The DJ College controversy takes a new turn after the transfer of the director by the government

Despite its protected status, unauthorized construction work is ongoing at the historic DJ Science College.—Fahim Siddiqi/White Star

KARACHI: The controversy surrounding the DJ Science College took another twist when the Sindh government transferred Professor Meher Mangi from the post of headmaster of the college, it revealed on Tuesday.

The decline in new college admissions, the proposal to move government offices into the premises and now the transfer of the college principal have raised alarm bells in affected neighborhoods, who have found the development mysterious and a suspicion of a conspiracy against the ‘educational institution.

Prof. Mangi, as the principal of the college, had noticed and denounced the admissions into the historical educational institution that occurred against merit.

The decision came at a time when Education Minister Syed Sardar Shah recently ordered an investigation into an 85% drop in new admissions to DJ Science College after opposition parties branded it a conspiracy. aimed at installing government offices in the oldest and one of the most prestigious in the city. educational institutions.

In a recent letter to the department of college education, Professor Mangi pointed to admissions against merit in a prestigious institution

The college education department ordered Professor Mangi to work under the 19th grade principal at Jinnah Government College despite being a 20th grader.

Prof. Mangi has been replaced at DJ College by former acting colleges chief executive and current finance director, Prof. Rashid Mahar, who was recently promoted to 20th grade. His new appointment as headmaster of the college was signed by the Chief Secretary of Sindh, who also issued the transfer order for Professor Mangi.

A few days ago, Professor Mangi had written to the department of college education that admissions to his college’s new faculty of computer science were granted to students who had obtained grades “C”, “D” and “E”. to their matriculation exams. .

This is the first time in the history of DJ Science College that admissions have been granted to students with poor and low grades.

According to the outgoing director’s letter, only 12 “A-1” grade students, 11 “A” grade students and 19 “B” grade students were admitted to the Faculty of Computer Science, which had 106 admissions. Meanwhile, 34 students with a “C” grade and 26 with a “D” grade have been admitted.

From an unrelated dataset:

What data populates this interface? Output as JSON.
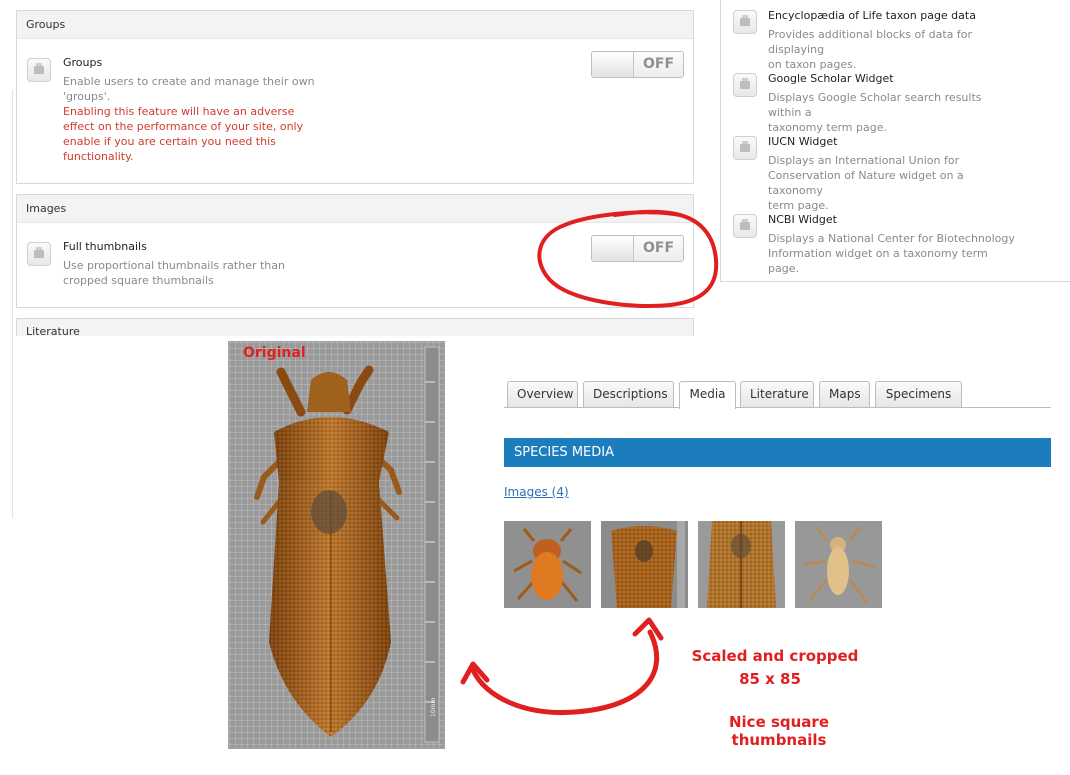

Just last week, Education Minister Sardar Shah told Dawn that there were no proposals to establish provincial government offices at the premises of DJ Science College.

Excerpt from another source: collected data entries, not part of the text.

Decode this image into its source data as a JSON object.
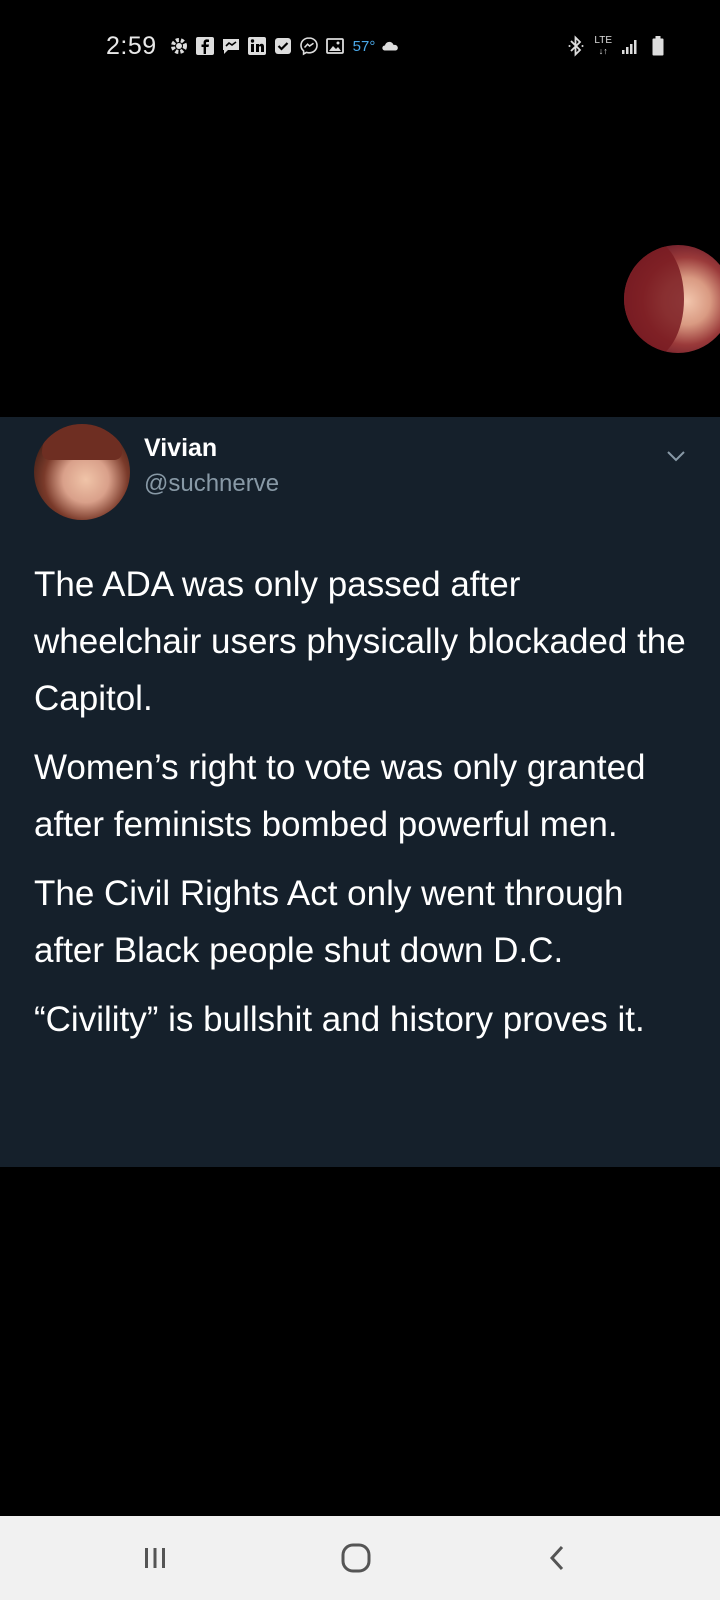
{
  "status_bar": {
    "time": "2:59",
    "temperature": "57°",
    "network": "LTE",
    "icons_left": [
      "settings-icon",
      "facebook-icon",
      "messages-icon",
      "linkedin-icon",
      "checkbox-icon",
      "messenger-icon",
      "gallery-icon",
      "cloud-icon"
    ],
    "icons_right": [
      "bluetooth-icon",
      "signal-icon",
      "battery-icon"
    ]
  },
  "tweet": {
    "author_name": "Vivian",
    "author_handle": "@suchnerve",
    "paragraphs": [
      "The ADA was only passed after wheelchair users physically blockaded the Capitol.",
      "Women’s right to vote was only granted after feminists bombed powerful men.",
      "The Civil Rights Act only went through after Black people shut down D.C.",
      "“Civility” is bullshit and history proves it."
    ]
  },
  "nav_bar": {
    "buttons": [
      "recent-apps",
      "home",
      "back"
    ]
  },
  "colors": {
    "tweet_background": "#15202b",
    "handle_gray": "#8899a6",
    "page_background": "#000000",
    "nav_background": "#f1f1f1"
  }
}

He also vowed to take tough action against those responsible for denying admission to one of the city’s most prestigious colleges.

He said he ordered the college education department to fill the capacity of the college. “Those who have been admitted to other colleges can opt to transfer to DJ College,” he said, adding that colleges have been instructed to issue transfer certificates to students who want them.

However, the Minister specified that priority would be given to students residing in localities neighboring the college.

Regarding the establishment of provincial government offices in the premises of the college, he said that it was suggested to set up Urdu and English language learning centers in one of the empty blocks of the college to provide training for language teachers in private schools.

He said the department had decided to establish teacher language learning because private schools had pointed out that they did not have competent language teachers.

The Jamaat-i-Islami, Muttahida Qaumi Movement-Pakistan, Pakistan Tehreek-i-Insaf and Pak Sarzameen parties had accused the Sindh government led by the Pakistan People’s Party of plotting to encroach on the historic building.

They explained how the college, which had always remained the top priority for Karachi students and their parents, had “mysteriously” seen an 85% drop in admissions amid government proposals to use DJ College premises at different “multiple purposes”.

They said locating government offices in a protected heritage building was an outright violation of the Sindh Cultural Heritage Act 1994.